For years, discount in North America was dominated by dollar stores and big-box merchants such as Walmart. The European hard discount model did not translate stateside, due to a lack of affinity for private labels and the social stigma of ‘value shopping’.
But things are changing. The recession is over, but its effects on shoppers linger. Economic uncertainty has ignited demand for the once-shunned discount format. And it is no longer the specialists looking to capture market share. The past couple of weeks have seen the launch of two new discount concepts from major grocery retailers - Sobeys launched FreshCo in Ontario
and HEB’s Joe V’s Smart Shop opened in Texas. Smart & Final’s Smartco format debuts in Colorado next month and Giant Eagle continues to expand Valu King in the midwest. Each has the capability of transforming the discount concept into a fresh shopping experience.
The new formats take the most successful aspects of a discount store: offer a limited assortment, display products on pallets or in shelf-ready packaging and strip out ancillary services. The goal will be to capture share of the post-recession shopper, who may no longer be averse to buying private label or bringing their own carrier bags in exchange for low prices. But the stores will differ from traditional discounters in that their operators have years of experience in running well merchandised, grocery-led formats. HEB is arguably the most innovative grocer in the US, while Sobeys is the third largest Canadian supermarket operator. An emphasis on quality and innovation in a no-frills environment will set them apart.

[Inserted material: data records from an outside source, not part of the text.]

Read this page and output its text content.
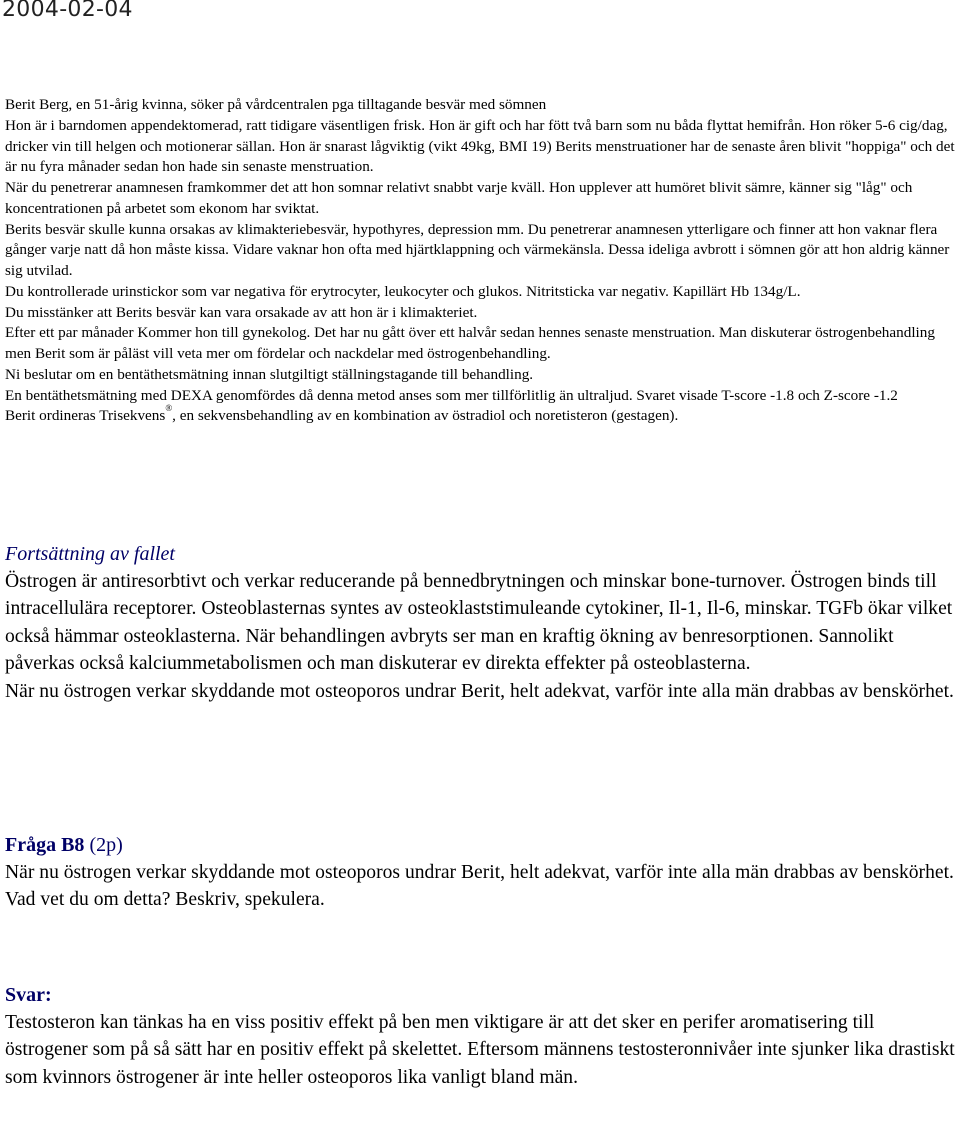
2004-02-04

Berit Berg, en 51-årig kvinna, söker på vårdcentralen pga tilltagande besvär med sömnen

Hon är i barndomen appendektomerad, ratt tidigare väsentligen frisk. Hon är gift och har fött två barn som nu båda flyttat hemifrån. Hon röker 5-6 cig/dag, dricker vin till helgen och motionerar sällan. Hon är snarast lågviktig (vikt 49kg, BMI 19) Berits menstruationer har de senaste åren blivit "hoppiga" och det är nu fyra månader sedan hon hade sin senaste menstruation.

När du penetrerar anamnesen framkommer det att hon somnar relativt snabbt varje kväll. Hon upplever att humöret blivit sämre, känner sig "låg" och koncentrationen på arbetet som ekonom har sviktat.

Berits besvär skulle kunna orsakas av klimakteriebesvär, hypothyres, depression mm. Du penetrerar anamnesen ytterligare och finner att hon vaknar flera gånger varje natt då hon måste kissa. Vidare vaknar hon ofta med hjärtklappning och värmekänsla. Dessa ideliga avbrott i sömnen gör att hon aldrig känner sig utvilad.

Du kontrollerade urinstickor som var negativa för erytrocyter, leukocyter och glukos. Nitritsticka var negativ. Kapillärt Hb 134g/L.

Du misstänker att Berits besvär kan vara orsakade av att hon är i klimakteriet.

Efter ett par månader Kommer hon till gynekolog. Det har nu gått över ett halvår sedan hennes senaste menstruation. Man diskuterar östrogenbehandling men Berit som är påläst vill veta mer om fördelar och nackdelar med östrogenbehandling.

Ni beslutar om en bentäthetsmätning innan slutgiltigt ställningstagande till behandling.

En bentäthetsmätning med DEXA genomfördes då denna metod anses som mer tillförlitlig än ultraljud. Svaret visade T-score -1.8 och Z-score -1.2

Berit ordineras Trisekvens®, en sekvensbehandling av en kombination av östradiol och noretisteron (gestagen).

Fortsättning av fallet

Östrogen är antiresorbtivt och verkar reducerande på bennedbrytningen och minskar bone-turnover. Östrogen binds till intracellulära receptorer. Osteoblasternas syntes av osteoklaststimuleande cytokiner, Il-1, Il-6, minskar. TGFb ökar vilket också hämmar osteoklasterna. När behandlingen avbryts ser man en kraftig ökning av benresorptionen. Sannolikt påverkas också kalciummetabolismen och man diskuterar ev direkta effekter på osteoblasterna.

När nu östrogen verkar skyddande mot osteoporos undrar Berit, helt adekvat, varför inte alla män drabbas av benskörhet.

Fråga B8 (2p)

När nu östrogen verkar skyddande mot osteoporos undrar Berit, helt adekvat, varför inte alla män drabbas av benskörhet.

Vad vet du om detta? Beskriv, spekulera.

Svar:

Testosteron kan tänkas ha en viss positiv effekt på ben men viktigare är att det sker en perifer aromatisering till östrogener som på så sätt har en positiv effekt på skelettet. Eftersom männens testosteronnivåer inte sjunker lika drastiskt som kvinnors östrogener är inte heller osteoporos lika vanligt bland män.
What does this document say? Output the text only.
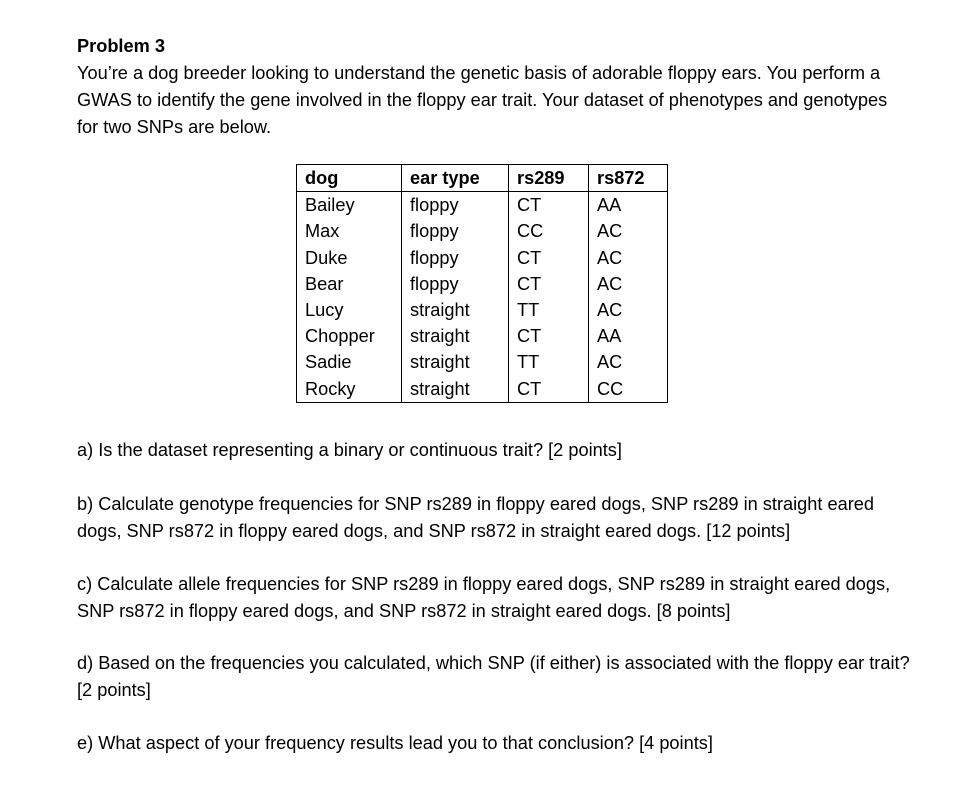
Problem 3

You’re a dog breeder looking to understand the genetic basis of adorable floppy ears. You perform a GWAS to identify the gene involved in the floppy ear trait. Your dataset of phenotypes and genotypes for two SNPs are below.

dog	ear type	rs289	rs872
Bailey	floppy	CT	AA
Max	floppy	CC	AC
Duke	floppy	CT	AC
Bear	floppy	CT	AC
Lucy	straight	TT	AC
Chopper	straight	CT	AA
Sadie	straight	TT	AC
Rocky	straight	CT	CC

a) Is the dataset representing a binary or continuous trait? [2 points]

b) Calculate genotype frequencies for SNP rs289 in floppy eared dogs, SNP rs289 in straight eared dogs, SNP rs872 in floppy eared dogs, and SNP rs872 in straight eared dogs. [12 points]

c) Calculate allele frequencies for SNP rs289 in floppy eared dogs, SNP rs289 in straight eared dogs, SNP rs872 in floppy eared dogs, and SNP rs872 in straight eared dogs. [8 points]

d) Based on the frequencies you calculated, which SNP (if either) is associated with the floppy ear trait? [2 points]

e) What aspect of your frequency results lead you to that conclusion? [4 points]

Sobeys and HEB are up against Walmart, which in Texas knocked HEB from the number one position and now has a share of more than a third in the state. In Canada, Walmart only began selling food through its Supercenter format in 2006. There are now 84 Supercenters.
So, ongoing price competition in the market, combined with a step-change in shopper mentality will continue to fuel growth of the discount format in North America, which is expected to grow 8.6% on an annualised basis over the next five years. Dollar General, Aldi and Save-A-Lot will be the key players, opening nearly 1,000 stores in 2010 alone.
But now the grocery specialists are making a play for the sector, the bar will be raised and it is fair to say the discount sector will soon be about much more than just low prices.